5. Do you have a disaster recovery plan in place?
Do you know clearly — and in what sequence — you need to recover data and infrastructure? Do you know the exact point of recovery? Do you know the recovery time objective for recovering that infrastructure data? Depending on the process, that time objective might be 30 minutes, or it might be a week. Knowing that answer is essential not just for setting expectations, but for planning your recovery effectively.
Business continuity and disaster recovery programs don’t just need to be in place, they need to be evaluated with failover tests. For example, if your system has regional redundancies, you might conduct a test in which one region fails and the system immediately falls over to another region. The security and disaster recovery teams can then practice recovering the data for the region that “failed.” This serves the dual purpose of both making sure the failover is working and ensuring recovery systems are operating as planned.

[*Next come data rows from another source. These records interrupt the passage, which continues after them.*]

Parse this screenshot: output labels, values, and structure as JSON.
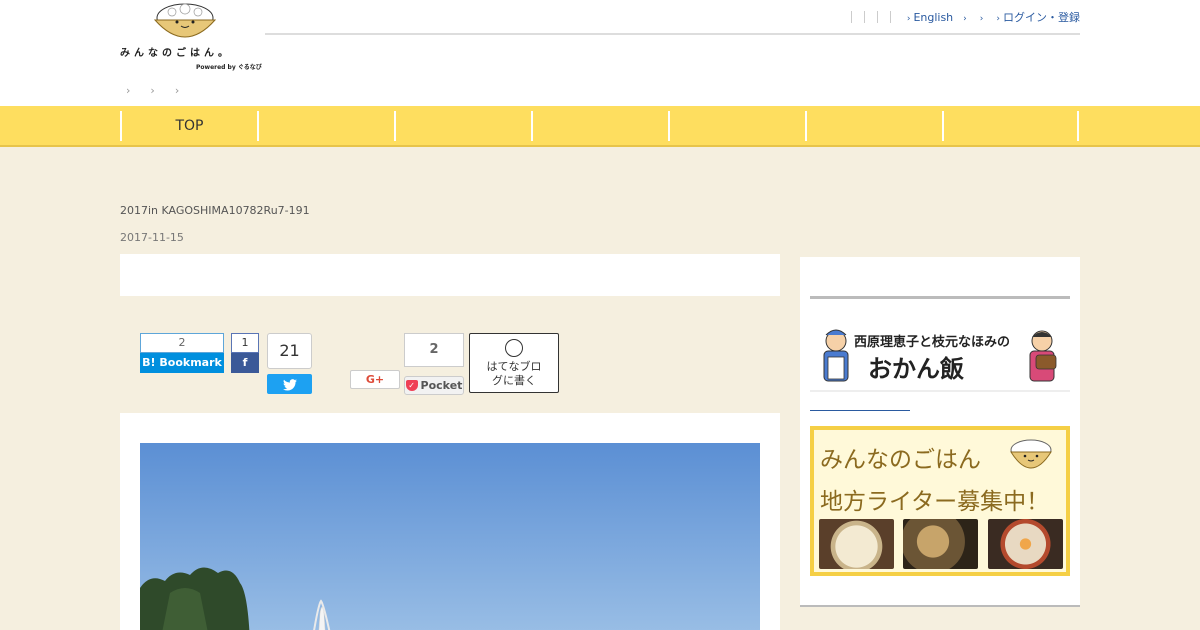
{
  "header": {
    "logo_text": "みんなのごはん。",
    "logo_powered": "Powered by ぐるなび",
    "lang_links": [
      "English",
      "",
      "",
      "ログイン・登録"
    ],
    "breadcrumb_count": 3
  },
  "nav": {
    "items": [
      "TOP",
      "",
      "",
      "",
      "",
      "",
      ""
    ]
  },
  "post": {
    "title": "2017in KAGOSHIMA10782Ru7-191",
    "date": "2017-11-15"
  },
  "share": {
    "hatena_count": "2",
    "hatena_label": "B! Bookmark",
    "facebook_count": "1",
    "facebook_label": "f",
    "twitter_count": "21",
    "gplus_label": "G+",
    "pocket_count": "2",
    "pocket_label": "Pocket",
    "hatena_blog_label": "はてなブログに書く"
  },
  "sidebar": {
    "banner1_title": "西原理恵子と枝元なほみの",
    "banner1_big": "おかん飯",
    "banner2_line1": "みんなのごはん",
    "banner2_line2": "地方ライター募集中！"
  },
  "colors": {
    "nav_bg": "#fede5f",
    "page_bg": "#f5efdf",
    "hatena": "#008fde",
    "facebook": "#3b5998",
    "twitter": "#1da1f2",
    "pocket": "#ef4056"
  }
}
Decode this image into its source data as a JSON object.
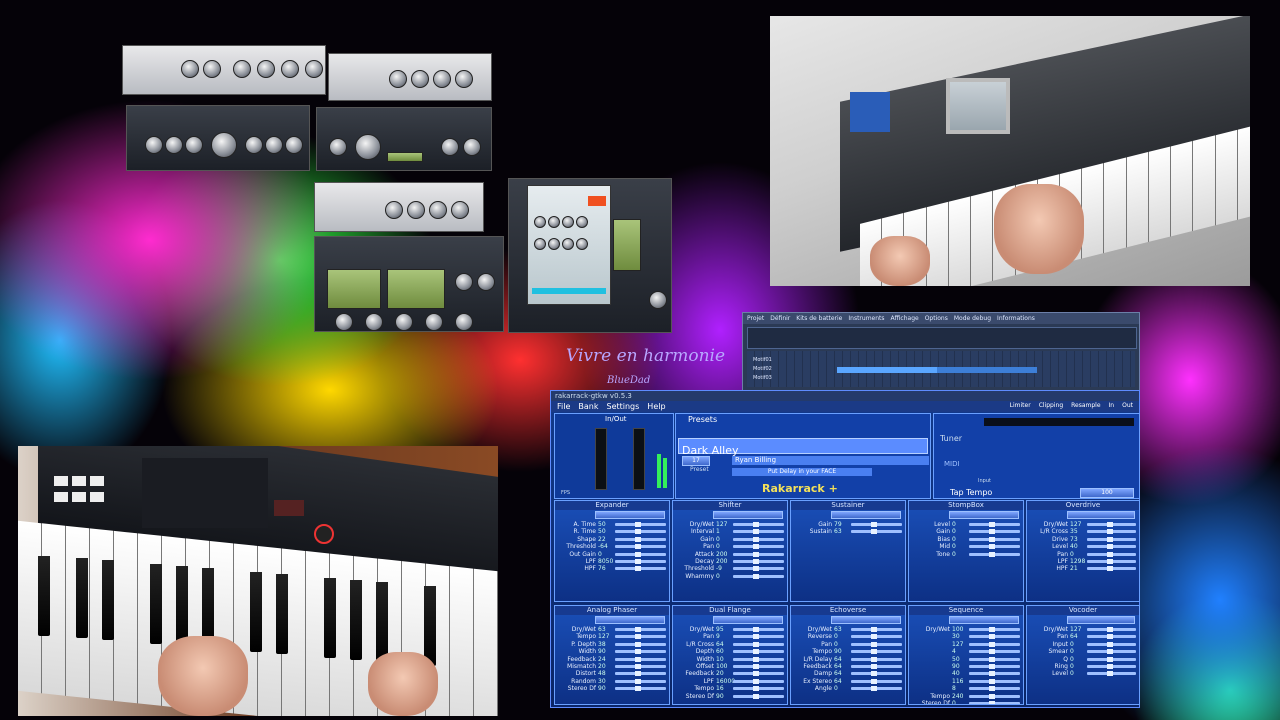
{
  "overlay": {
    "title": "Vivre en harmonie",
    "subtitle": "BlueDad"
  },
  "daw": {
    "menu": [
      "Projet",
      "Définir",
      "Kits de batterie",
      "Instruments",
      "Affichage",
      "Options",
      "Mode debug",
      "Informations"
    ],
    "tracks": [
      "Motif01",
      "Motif02",
      "Motif03"
    ]
  },
  "rakarrack": {
    "window_title": "rakarrack-gtkw  v0.5.3",
    "menu": [
      "File",
      "Bank",
      "Settings",
      "Help"
    ],
    "top_status": [
      "Limiter",
      "Clipping",
      "Resample",
      "In",
      "Out"
    ],
    "inout_label": "In/Out",
    "presets_label": "Presets",
    "preset_name": "Dark Alley",
    "preset_number": "17",
    "author": "Ryan Billing",
    "comment": "Put Delay in your FACE",
    "preset_caption": "Preset",
    "logo": "Rakarrack +",
    "tuner_label": "Tuner",
    "midi_label": "MIDI",
    "input_label": "Input",
    "tap_tempo_label": "Tap Tempo",
    "tap_value": "100",
    "fps_label": "FPS",
    "effects_row1": [
      {
        "name": "Expander",
        "rows": [
          [
            "A. Time",
            "50"
          ],
          [
            "R. Time",
            "50"
          ],
          [
            "Shape",
            "22"
          ],
          [
            "Threshold",
            "-64"
          ],
          [
            "Out Gain",
            "0"
          ],
          [
            "LPF",
            "8050"
          ],
          [
            "HPF",
            "76"
          ]
        ]
      },
      {
        "name": "Shifter",
        "rows": [
          [
            "Dry/Wet",
            "127"
          ],
          [
            "Interval",
            "1"
          ],
          [
            "Gain",
            "0"
          ],
          [
            "Pan",
            "0"
          ],
          [
            "Attack",
            "200"
          ],
          [
            "Decay",
            "200"
          ],
          [
            "Threshold",
            "-9"
          ],
          [
            "Whammy",
            "0"
          ]
        ]
      },
      {
        "name": "Sustainer",
        "rows": [
          [
            "Gain",
            "79"
          ],
          [
            "Sustain",
            "63"
          ]
        ]
      },
      {
        "name": "StompBox",
        "rows": [
          [
            "Level",
            "0"
          ],
          [
            "Gain",
            "0"
          ],
          [
            "Bias",
            "0"
          ],
          [
            "Mid",
            "0"
          ],
          [
            "Tone",
            "0"
          ]
        ]
      },
      {
        "name": "Overdrive",
        "rows": [
          [
            "Dry/Wet",
            "127"
          ],
          [
            "L/R Cross",
            "35"
          ],
          [
            "Drive",
            "73"
          ],
          [
            "Level",
            "40"
          ],
          [
            "Pan",
            "0"
          ],
          [
            "LPF",
            "1298"
          ],
          [
            "HPF",
            "21"
          ]
        ]
      }
    ],
    "effects_row2": [
      {
        "name": "Analog Phaser",
        "rows": [
          [
            "Dry/Wet",
            "63"
          ],
          [
            "Tempo",
            "127"
          ],
          [
            "P. Depth",
            "38"
          ],
          [
            "Width",
            "90"
          ],
          [
            "Feedback",
            "24"
          ],
          [
            "Mismatch",
            "20"
          ],
          [
            "Distort",
            "48"
          ],
          [
            "Random",
            "30"
          ],
          [
            "Stereo Df",
            "90"
          ]
        ]
      },
      {
        "name": "Dual Flange",
        "rows": [
          [
            "Dry/Wet",
            "95"
          ],
          [
            "Pan",
            "9"
          ],
          [
            "L/R Cross",
            "64"
          ],
          [
            "Depth",
            "60"
          ],
          [
            "Width",
            "10"
          ],
          [
            "Offset",
            "100"
          ],
          [
            "Feedback",
            "20"
          ],
          [
            "LPF",
            "16000"
          ],
          [
            "Tempo",
            "16"
          ],
          [
            "Stereo Df",
            "90"
          ]
        ]
      },
      {
        "name": "Echoverse",
        "rows": [
          [
            "Dry/Wet",
            "63"
          ],
          [
            "Reverse",
            "0"
          ],
          [
            "Pan",
            "0"
          ],
          [
            "Tempo",
            "90"
          ],
          [
            "L/R Delay",
            "64"
          ],
          [
            "Feedback",
            "64"
          ],
          [
            "Damp",
            "64"
          ],
          [
            "Ex Stereo",
            "64"
          ],
          [
            "Angle",
            "0"
          ]
        ]
      },
      {
        "name": "Sequence",
        "rows": [
          [
            "Dry/Wet",
            "100"
          ],
          [
            "",
            "30"
          ],
          [
            "",
            "127"
          ],
          [
            "",
            "4"
          ],
          [
            "",
            "50"
          ],
          [
            "",
            "90"
          ],
          [
            "",
            "40"
          ],
          [
            "",
            "116"
          ],
          [
            "",
            "8"
          ],
          [
            "Tempo",
            "240"
          ],
          [
            "Stereo Df",
            "0"
          ]
        ]
      },
      {
        "name": "Vocoder",
        "rows": [
          [
            "Dry/Wet",
            "127"
          ],
          [
            "Pan",
            "64"
          ],
          [
            "Input",
            "0"
          ],
          [
            "Smear",
            "0"
          ],
          [
            "Q",
            "0"
          ],
          [
            "Ring",
            "0"
          ],
          [
            "Level",
            "0"
          ]
        ]
      }
    ]
  }
}
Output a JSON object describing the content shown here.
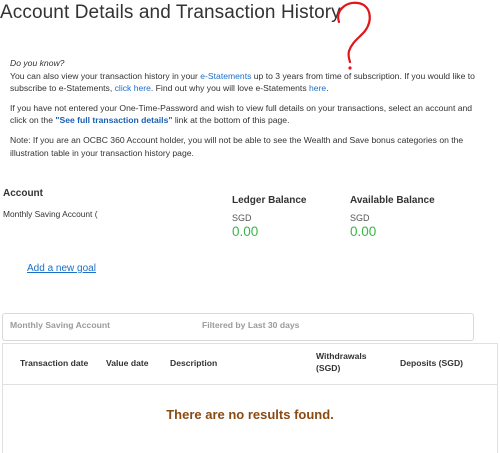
{
  "page": {
    "title": "Account Details and Transaction History"
  },
  "info": {
    "did_you_know": "Do you know?",
    "p1_part1": "You can also view your transaction history in your ",
    "p1_link_estatements": "e-Statements",
    "p1_part2": " up to 3 years from time of subscription. If you would like to subscribe to e-Statements, ",
    "p1_link_click_here": "click here",
    "p1_part3": ". Find out why you will love e-Statements ",
    "p1_link_here": "here",
    "p1_part4": ".",
    "p2_part1": "If you have not entered your One-Time-Password and wish to view full details on your transactions, select an account and click on the ",
    "p2_link": "\"See full transaction details\"",
    "p2_part2": " link at the bottom of this page.",
    "p3": "Note: If you are an OCBC 360 Account holder, you will not be able to see the Wealth and Save bonus categories on the illustration table in your transaction history page."
  },
  "account": {
    "heading": "Account",
    "name": "Monthly Saving Account (",
    "ledger_label": "Ledger Balance",
    "ledger_currency": "SGD",
    "ledger_amount": "0.00",
    "available_label": "Available Balance",
    "available_currency": "SGD",
    "available_amount": "0.00",
    "add_goal": "Add a new goal"
  },
  "filter": {
    "account": "Monthly Saving Account",
    "period": "Filtered by Last 30 days"
  },
  "table": {
    "columns": {
      "transaction_date": "Transaction date",
      "value_date": "Value date",
      "description": "Description",
      "withdrawals_line1": "Withdrawals",
      "withdrawals_line2": "(SGD)",
      "deposits": "Deposits (SGD)"
    },
    "empty_message": "There are no results found."
  },
  "colors": {
    "link": "#1a6fc9",
    "amount_green": "#3bb54a",
    "no_results_brown": "#8a4b12",
    "scribble_red": "#e0161b"
  }
}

Hope for the best, plan for the worst
No one wants to believe they will be the victim of a cyber-triggered business disaster, but it’s always better to have a plan and not need it than to need a plan and not have it. But cyber resiliency is not something that can be “achieved” and forgotten. It needs to be maintained as the organization changes and scales over time. By keeping these concerns top of mind and conducting regular testing and tabletop exercises, you can help ensure that your resiliency remains strong even as the organization evolves.
Cyberattacks aren’t going away — if anything, they’re increasing in frequency and severity — but strong cyber resiliency can mean the difference between a quick recovery and a major disaster. Posing these questions to your security teams and relevant stakeholders on an ongoing basis can help ensure that resiliency remains a top-line concern for your organization.